Submitted by PoufPoal t3_1118du3 in askscience
Hi, all.
First of all, apologies if my question is kind of naïve, or even dumb. I'm not that smart of a person, and I just know the basics in most science fields. Just think of me as a 5 year old trying to understand the world around him.
I'm trying to understand the twin paradox, and I've stumbled upon this video (in french, but automatic English translation is quite good), where he explains that the paradox is resolved by the fact that the situations of the two twins are not really symmetrical, despite of what we think, because the traveling twin has to U-turn at some point, and doing so subjects him to an acceleration (at 16:11). So, in short, it's because he has to accelerate at some point (to U-turn) that their situations are not symmetrical, and that he is indeed the one that age less.
After that, in relativity, there is no more any notion of simultaneity, which is why the traveling twin is not getting younger (or the Earth-one older) suddenly at the exact moment of the U-turn. This part I'm having a lot of trouble grasping, but that's not the point of my question.
So, I have two question about all this:
- Is his explanation "correct", or at least does it give the right insight about the whole thing? If not, how does this really work?
- If he's right, and the acceleration is the root of the age difference at the end, what would happen in this hypothesis:
> We are in an infinite universe without borders, where if you travel long enough straight forward, you come back to your starting point from the other side.

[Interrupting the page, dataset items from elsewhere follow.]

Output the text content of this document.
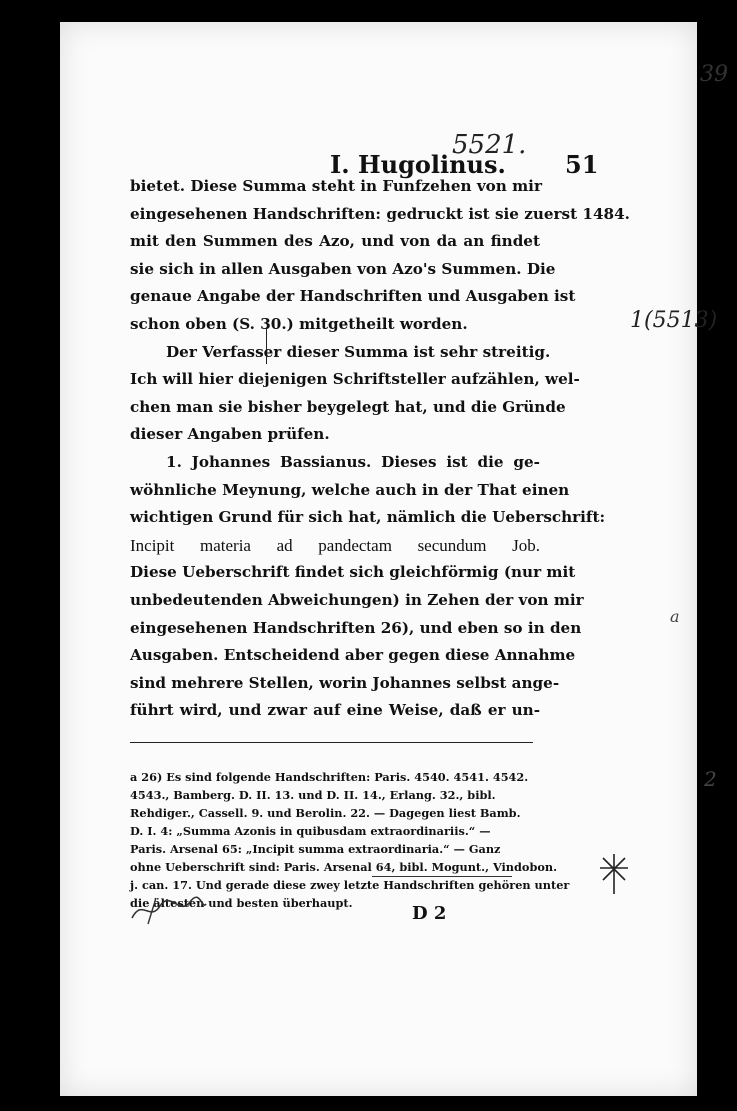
39
I. Hugolinus.
5521.
51
1(5513)
a
2
bietet. Diese Summa steht in Funfzehen von mir
eingesehenen Handschriften: gedruckt ist sie zuerst 1484.
mit den Summen des Azo, und von da an findet
sie sich in allen Ausgaben von Azo's Summen. Die
genaue Angabe der Handschriften und Ausgaben ist
schon oben (S. 30.) mitgetheilt worden.
Der Verfasser dieser Summa ist sehr streitig.
Ich will hier diejenigen Schriftsteller aufzählen, wel-
chen man sie bisher beygelegt hat, und die Gründe
dieser Angaben prüfen.
1. Johannes Bassianus. Dieses ist die ge-
wöhnliche Meynung, welche auch in der That einen
wichtigen Grund für sich hat, nämlich die Ueberschrift:
Incipit materia ad pandectam secundum Job.
Diese Ueberschrift findet sich gleichförmig (nur mit
unbedeutenden Abweichungen) in Zehen der von mir
eingesehenen Handschriften 26), und eben so in den
Ausgaben. Entscheidend aber gegen diese Annahme
sind mehrere Stellen, worin Johannes selbst ange-
führt wird, und zwar auf eine Weise, daß er un-
a 26) Es sind folgende Handschriften: Paris. 4540. 4541. 4542.
4543., Bamberg. D. II. 13. und D. II. 14., Erlang. 32., bibl.
Rehdiger., Cassell. 9. und Berolin. 22. — Dagegen liest Bamb.
D. I. 4: „Summa Azonis in quibusdam extraordinariis.“ —
Paris. Arsenal 65: „Incipit summa extraordinaria.“ — Ganz
ohne Ueberschrift sind: Paris. Arsenal 64, bibl. Mogunt., Vindobon.
j. can. 17. Und gerade diese zwey letzte Handschriften gehören unter
die ältesten und besten überhaupt.	D 2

The traveling twin hops in his rocket, take off and travel straight forward until he comes back to Earth (which has magically stayed in the same place and still exists, don't question it too far) from the other side. He has not made any U-turn, so in theory, I guess their situations are still symmetrical.

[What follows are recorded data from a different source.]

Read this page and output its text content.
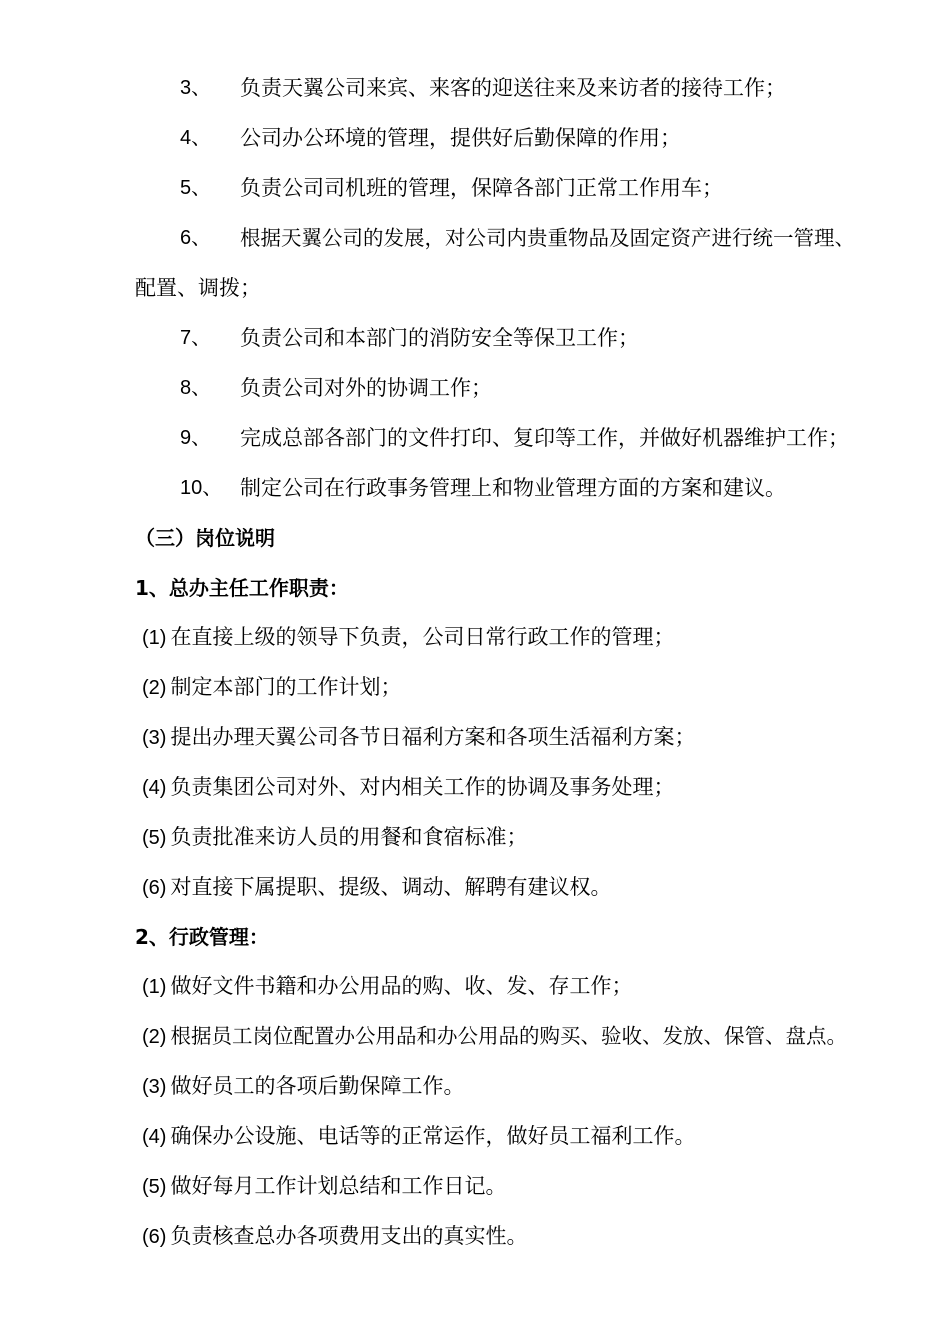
3、 负责天翼公司来宾、来客的迎送往来及来访者的接待工作；
4、 公司办公环境的管理，提供好后勤保障的作用；
5、 负责公司司机班的管理，保障各部门正常工作用车；
6、 根据天翼公司的发展，对公司内贵重物品及固定资产进行统一管理、
配置、调拨；
7、 负责公司和本部门的消防安全等保卫工作；
8、 负责公司对外的协调工作；
9、 完成总部各部门的文件打印、复印等工作，并做好机器维护工作；
10、 制定公司在行政事务管理上和物业管理方面的方案和建议。
（三）岗位说明
1、总办主任工作职责：
(1) 在直接上级的领导下负责，公司日常行政工作的管理；
(2) 制定本部门的工作计划；
(3) 提出办理天翼公司各节日福利方案和各项生活福利方案；
(4) 负责集团公司对外、对内相关工作的协调及事务处理；
(5) 负责批准来访人员的用餐和食宿标准；
(6) 对直接下属提职、提级、调动、解聘有建议权。
2、行政管理：
(1) 做好文件书籍和办公用品的购、收、发、存工作；
(2) 根据员工岗位配置办公用品和办公用品的购买、验收、发放、保管、盘点。
(3) 做好员工的各项后勤保障工作。
(4) 确保办公设施、电话等的正常运作，做好员工福利工作。
(5) 做好每月工作计划总结和工作日记。
(6) 负责核查总办各项费用支出的真实性。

Which one would have age more, and why?
Aseyhe t1_j8eashy wrote
It might help to realize that the elapsed time for each object is just the length of its path in spacetime. This should make it clear that there is never any ambiguity about whose elapsed time is longer. Just compare path lengths.

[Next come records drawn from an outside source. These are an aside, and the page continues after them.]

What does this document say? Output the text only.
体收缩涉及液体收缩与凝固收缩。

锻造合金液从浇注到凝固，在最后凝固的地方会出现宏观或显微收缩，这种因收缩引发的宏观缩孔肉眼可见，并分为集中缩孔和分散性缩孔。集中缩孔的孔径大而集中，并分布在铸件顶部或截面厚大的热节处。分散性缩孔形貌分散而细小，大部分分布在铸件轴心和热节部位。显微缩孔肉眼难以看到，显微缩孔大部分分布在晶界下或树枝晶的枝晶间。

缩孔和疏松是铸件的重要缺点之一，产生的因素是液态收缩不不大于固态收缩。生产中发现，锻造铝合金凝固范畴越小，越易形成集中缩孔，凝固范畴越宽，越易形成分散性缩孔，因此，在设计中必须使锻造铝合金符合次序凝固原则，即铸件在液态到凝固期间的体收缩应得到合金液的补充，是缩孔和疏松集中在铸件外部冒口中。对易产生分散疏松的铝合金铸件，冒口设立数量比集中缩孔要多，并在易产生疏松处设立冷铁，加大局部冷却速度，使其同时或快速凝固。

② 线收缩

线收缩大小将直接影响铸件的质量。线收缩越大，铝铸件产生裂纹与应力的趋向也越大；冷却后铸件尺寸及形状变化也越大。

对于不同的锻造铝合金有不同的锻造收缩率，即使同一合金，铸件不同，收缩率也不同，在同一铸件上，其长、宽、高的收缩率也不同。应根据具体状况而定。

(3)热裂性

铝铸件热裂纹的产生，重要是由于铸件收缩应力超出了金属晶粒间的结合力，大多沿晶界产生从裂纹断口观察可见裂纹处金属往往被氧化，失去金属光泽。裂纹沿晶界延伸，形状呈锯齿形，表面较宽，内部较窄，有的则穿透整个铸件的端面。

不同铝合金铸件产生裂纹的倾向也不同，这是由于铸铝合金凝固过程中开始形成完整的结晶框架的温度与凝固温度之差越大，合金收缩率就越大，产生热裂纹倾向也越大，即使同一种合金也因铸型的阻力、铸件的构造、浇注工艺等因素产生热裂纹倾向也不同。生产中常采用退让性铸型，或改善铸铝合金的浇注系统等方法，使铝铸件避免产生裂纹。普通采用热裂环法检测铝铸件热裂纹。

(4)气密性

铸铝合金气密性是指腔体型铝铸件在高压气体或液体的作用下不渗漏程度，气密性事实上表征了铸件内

In the traditional twin paradox, the question is whether a straight line (twin who stays behind) or a bent line (twin who travels) is longer. The straight line is longer, due to the particular form of the spacetime metric.
In your last paragraph you are asking, what happens if we bend spacetime into a cylinder-like shape, so that time goes along the cylinder and space goes around the cylinder? There is still no ambiguity: you are now simply comparing the length of a path drawn along the cylinder with a path that circles around the cylinder like a helix.
In particular, the two twins' situations are not symmetrical because when you bend the spacetime into a cylinder, you have to choose a special reference frame. That's the frame in which spatial surfaces exactly loop back on themselves and time points exactly along the cylinder. Try physically bending a sheet of paper into a cylinder so that the edges just meet. You will probably choose to make the corners meet as well, but that is just one option. You could also offset the corners as much as you want. These different possibilities correspond to different preferred frames.
So the two twins' elapsed times will depend on how fast they are moving with respect to this preferred frame.